The proposed solution was compared with serial version of FIC implementation with both encoding and decoding process realized as a single process. The encoding and decoding time are measured for different images, and the result is summarized in Table 2. The results for encoding time are as below in Fig. 2.

Table 2 Comparison of encoding and decoding time

From this result, it is evident that as the resolution of the image increases, the encoding time increases, but the increment is lower in the proposed solution compared to Serial FIC. The average encoding time in Serial FIC is 1145 s, but the in the proposed solution, the average encoding time is 455 s. Thus, the proposed solution has an average speed up of 2.51 compared to Serial FIC. The average decoding time in Serial FIC is 7.14 s, but in the proposed solution, it is only 3.67. The proposed solution has a 1.95 times speed up in decoding time compared to Serial FIC. The speed up in encoding process in the proposed solution is due to parallelization in the steps of calculation of transformations and matching to every transformation to find best match with least error.

The reduction in the decoding time is due to parallelization in the step of replacing the pixels of range block from the transformed block of each range block (Fig. 3).

Fig. 3
figure 3

Serial and parallel FIC decoding time

The box-whisker plot of encoding time for different images in four different scales of 64 * 64, 200 * 200, 225 * 225, and 512 * 512 is given in Fig. 4.

Fig. 4
figure 4

Box-whisker plot of encoding time

Though earlier many solutions have been proposed for FIC, they did not fully exploit the processing capability of the underlying hardware. Due to this, hardware was underutilized and it took long time for compression. Parallelization was the solution to increase the hardware utilization and reduce the time for compression. There were two options for parallelization, process level and thread level. In case of FIC, thread level parallelization was suited more than process level as the processing overhead of inter-process communication would be high for FIC, and it would ruin the advantages of parallelization. Due to this, thread-level parallelization was adopted.

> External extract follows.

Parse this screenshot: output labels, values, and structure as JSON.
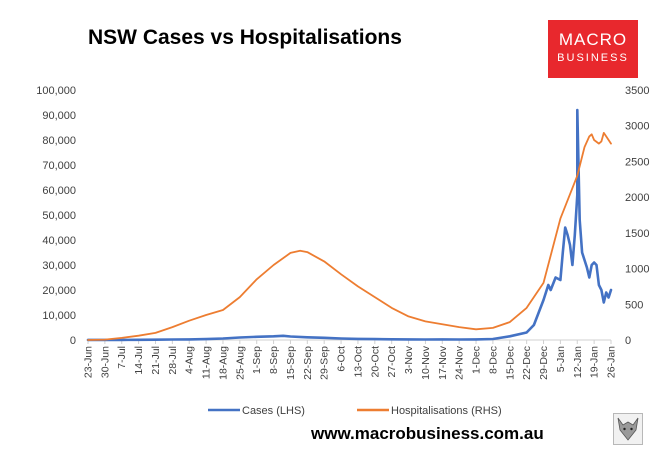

The results proved that compression time is reduced by increasing the utilization of underlying hardware using threads.

5 Conclusions

In this work, a multi thread-based parallelization using multi-core processors is implemented to speed up the execution of FIC. FIC is generally resource and time-consuming algorithm, and the computation complexity is exponentially increasing with increase in size of the image. Though many algorithms have been proposed for FIC, they have two issues of underutilization of hardware and large time for encoding. In this work, thread-level parallelism is introduced to FIC to solve the two issues of underutilization and larger encoding time. The performance of the proposed solution was tested for different images at different scales, and results show an average 2.51-time reduction in encoding time. The reduction in encoding time was achieved at the cost of increasing the hardware utilization through thread-level parallelism. A limitation in this approach is that for self-similar blocks, the computation effort is repeated. This limitation can be solved by further parallelization by splitting the image to high-level blocks and clustering them based on entropy or structural similarity and applying parallel FIC for a representative block in each cluster and approximating other blocks in cluster based on it. This will further reduce the encoding time.